On the negative side, MLB owners should be concerned that two of the biggest attendance drops are with teams currently leading their divisions (Houston Astros and Minnesota Twins). The Tampa Bay Rays are leading the AL East, but home attendance is down 9% at only 13,351 per game early this year.
For the thirty teams in Major League Baseball, the overall attendance is still about 26,200 per game (down nearly 550 per game from last year at this time). Though a 2% drop in overall attendance isn’t an indicator of impending doom, the trend is not good for a sport which continues to struggle building fan interest.
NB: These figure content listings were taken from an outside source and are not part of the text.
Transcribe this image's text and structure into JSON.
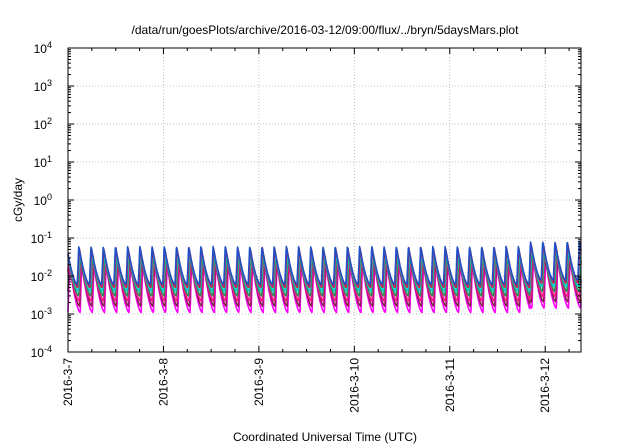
{
  "chart_data": {
    "type": "line",
    "title": "/data/run/goesPlots/archive/2016-03-12/09:00/flux/../bryn/5daysMars.plot",
    "xlabel": "Coordinated Universal Time (UTC)",
    "ylabel": "cGy/day",
    "y_scale": "log",
    "ylim": [
      0.0001,
      10000
    ],
    "y_ticks": [
      {
        "value": 0.0001,
        "base": "10",
        "exp": "-4"
      },
      {
        "value": 0.001,
        "base": "10",
        "exp": "-3"
      },
      {
        "value": 0.01,
        "base": "10",
        "exp": "-2"
      },
      {
        "value": 0.1,
        "base": "10",
        "exp": "-1"
      },
      {
        "value": 1,
        "base": "10",
        "exp": "0"
      },
      {
        "value": 10,
        "base": "10",
        "exp": "1"
      },
      {
        "value": 100,
        "base": "10",
        "exp": "2"
      },
      {
        "value": 1000,
        "base": "10",
        "exp": "3"
      },
      {
        "value": 10000,
        "base": "10",
        "exp": "4"
      }
    ],
    "xlim": [
      "2016-03-07T00:00",
      "2016-03-12T09:00"
    ],
    "x_ticks": [
      {
        "value": "2016-03-07T00:00",
        "label": "2016-3-7"
      },
      {
        "value": "2016-03-08T00:00",
        "label": "2016-3-8"
      },
      {
        "value": "2016-03-09T00:00",
        "label": "2016-3-9"
      },
      {
        "value": "2016-03-10T00:00",
        "label": "2016-3-10"
      },
      {
        "value": "2016-03-11T00:00",
        "label": "2016-3-11"
      },
      {
        "value": "2016-03-12T00:00",
        "label": "2016-3-12"
      }
    ],
    "grid": true,
    "cycle_hours": 3.07,
    "series": [
      {
        "color": "#ff00ff",
        "peak": 0.02,
        "trough": 0.0011
      },
      {
        "color": "#8b2252",
        "peak": 0.025,
        "trough": 0.0016
      },
      {
        "color": "#ff1493",
        "peak": 0.03,
        "trough": 0.0022
      },
      {
        "color": "#2e8b57",
        "peak": 0.035,
        "trough": 0.003
      },
      {
        "color": "#00ced1",
        "peak": 0.045,
        "trough": 0.004
      },
      {
        "color": "#cc2244",
        "peak": 0.055,
        "trough": 0.005
      },
      {
        "color": "#1e50c8",
        "peak": 0.06,
        "trough": 0.006
      }
    ]
  }
}
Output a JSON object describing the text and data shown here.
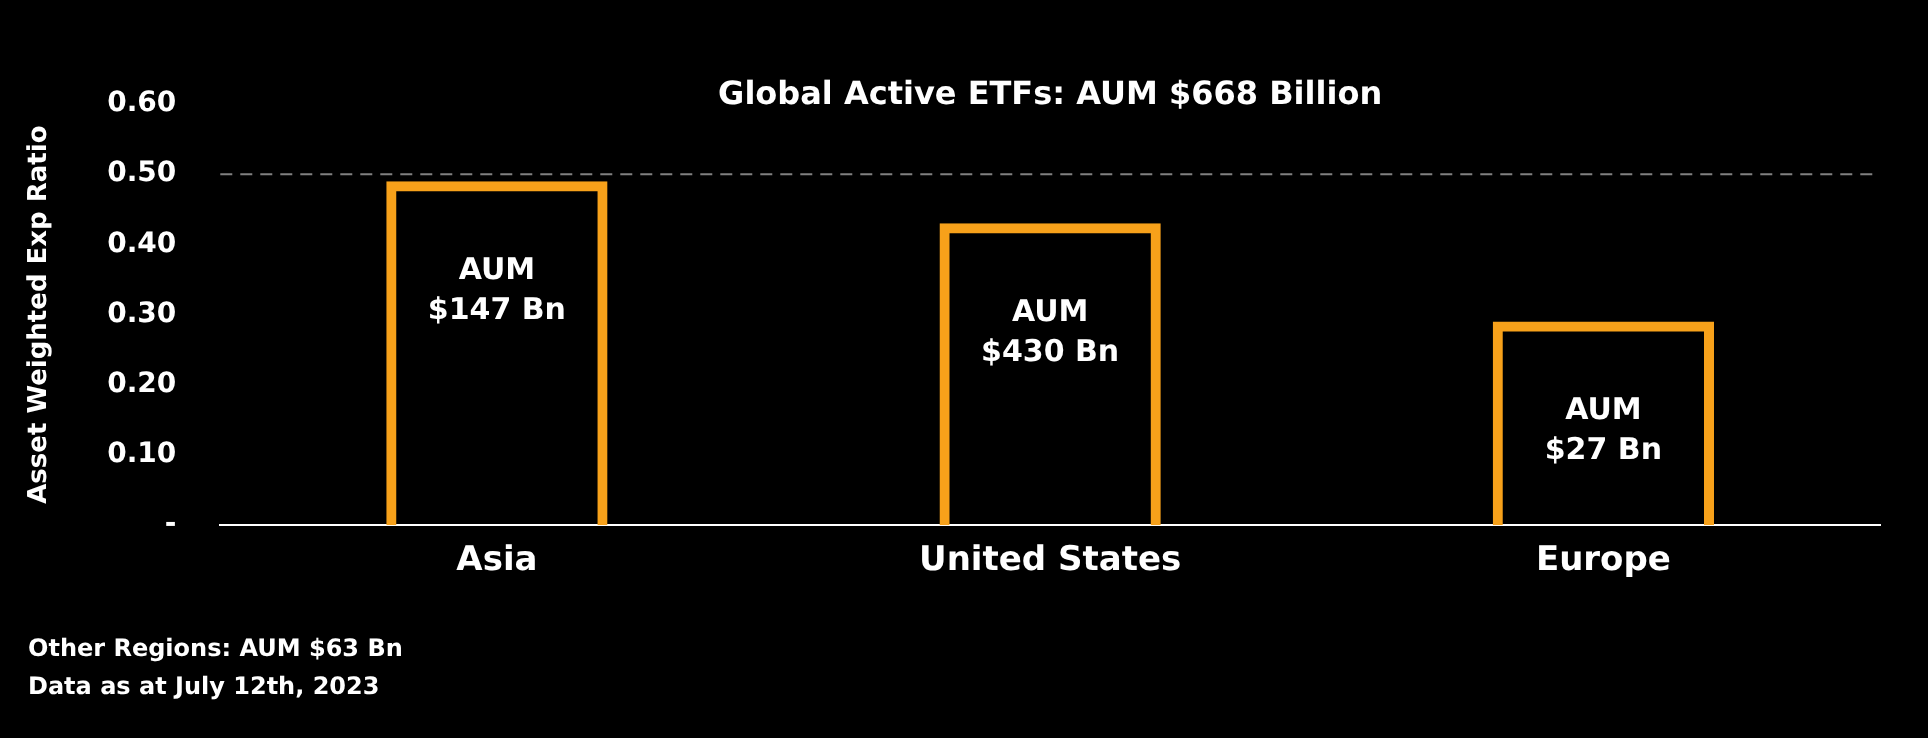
{
  "chart_data": {
    "type": "bar",
    "title": "Global Active ETFs: AUM $668 Billion",
    "ylabel": "Asset Weighted Exp Ratio",
    "categories": [
      "Asia",
      "United States",
      "Europe"
    ],
    "values": [
      0.49,
      0.43,
      0.29
    ],
    "color": "#f7a11a",
    "ylim": [
      0,
      0.6
    ],
    "yticks": [
      {
        "value": 0,
        "label": "-"
      },
      {
        "value": 0.1,
        "label": "0.10"
      },
      {
        "value": 0.2,
        "label": "0.20"
      },
      {
        "value": 0.3,
        "label": "0.30"
      },
      {
        "value": 0.4,
        "label": "0.40"
      },
      {
        "value": 0.5,
        "label": "0.50"
      },
      {
        "value": 0.6,
        "label": "0.60"
      }
    ],
    "grid": false,
    "legend": false,
    "ref_lines": [
      {
        "axis": "y",
        "value": 0.5,
        "color": "#808080",
        "line_style": "dashed"
      }
    ],
    "annotations": [
      "AUM\n$147 Bn",
      "AUM\n$430 Bn",
      "AUM\n$27 Bn",
      "Other Regions: AUM $63 Bn",
      "Data as at July 12th, 2023"
    ]
  }
}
In 2017, the lowest average home attendance for every team was above 15,670 (Tampa Bay).
Starting 2019, though, there are currently five MLP teams with home attendance lower than that mark.
Teams in Cleveland (15,585), Baltimore (14,704), Kansas City (14,397), Tampa Bay (13,351), and Miami (9,668) are off to a bad start this season.
As expected, Major League Baseball’s Commissioner, Rob Manfred, is trying to paint a positive picture.
“It’s a changing world out there,” Manfred said last week. “Across sports, live [events] is something that generationally is a little different. We need to work really hard on making that live product, which is a different product than turning on the TV, as appealing as possible. I think clubs are investing and experimenting in different ways that over time will pay dividends in appealing to younger people.”
Generationally different? I was born into the Baby Boom (i.e. “old guys”) generation and have found baseball games to be too lengthy for my entire life.
Here’s a quiz for you. With the average major league baseball game taking over 3 hours in recent years, how long did baseball games last in 1920?
A: 2 hours, 33 minutes
B: 2 hours, 4 minutes
C: 1 hour, 47 minutes
The correct answer is “C”. Baseball has doubled in the amount of time needed to watch a nine inning game over the past century.
In addition to the time needed to watch the game (which has been slothful for a long time now), the bigger issue is the cost to take a family of four to one single game.
With average ticket prices of nearly $30 per game, it costs an average family upwards of $200 to take in the ball game, park your car, buy a few beverages, hot dogs, popcorn, and a program.
At $200 about per baseball game, attending a single major league outing is more expensive than that same family might spend for other entertainment options of greater family interest and value.
With 81 home games per season, MLB clubs depend on families living within their home markets to attend at least one home baseball game per season as well as snagging a large chunk of vacationing visitors during summer months.
With competition from theme parks, water parks, blockbuster movie events, and other options, the price of attending a major league baseball game is making it a tougher sell for families trying to maximize their discretionary spending.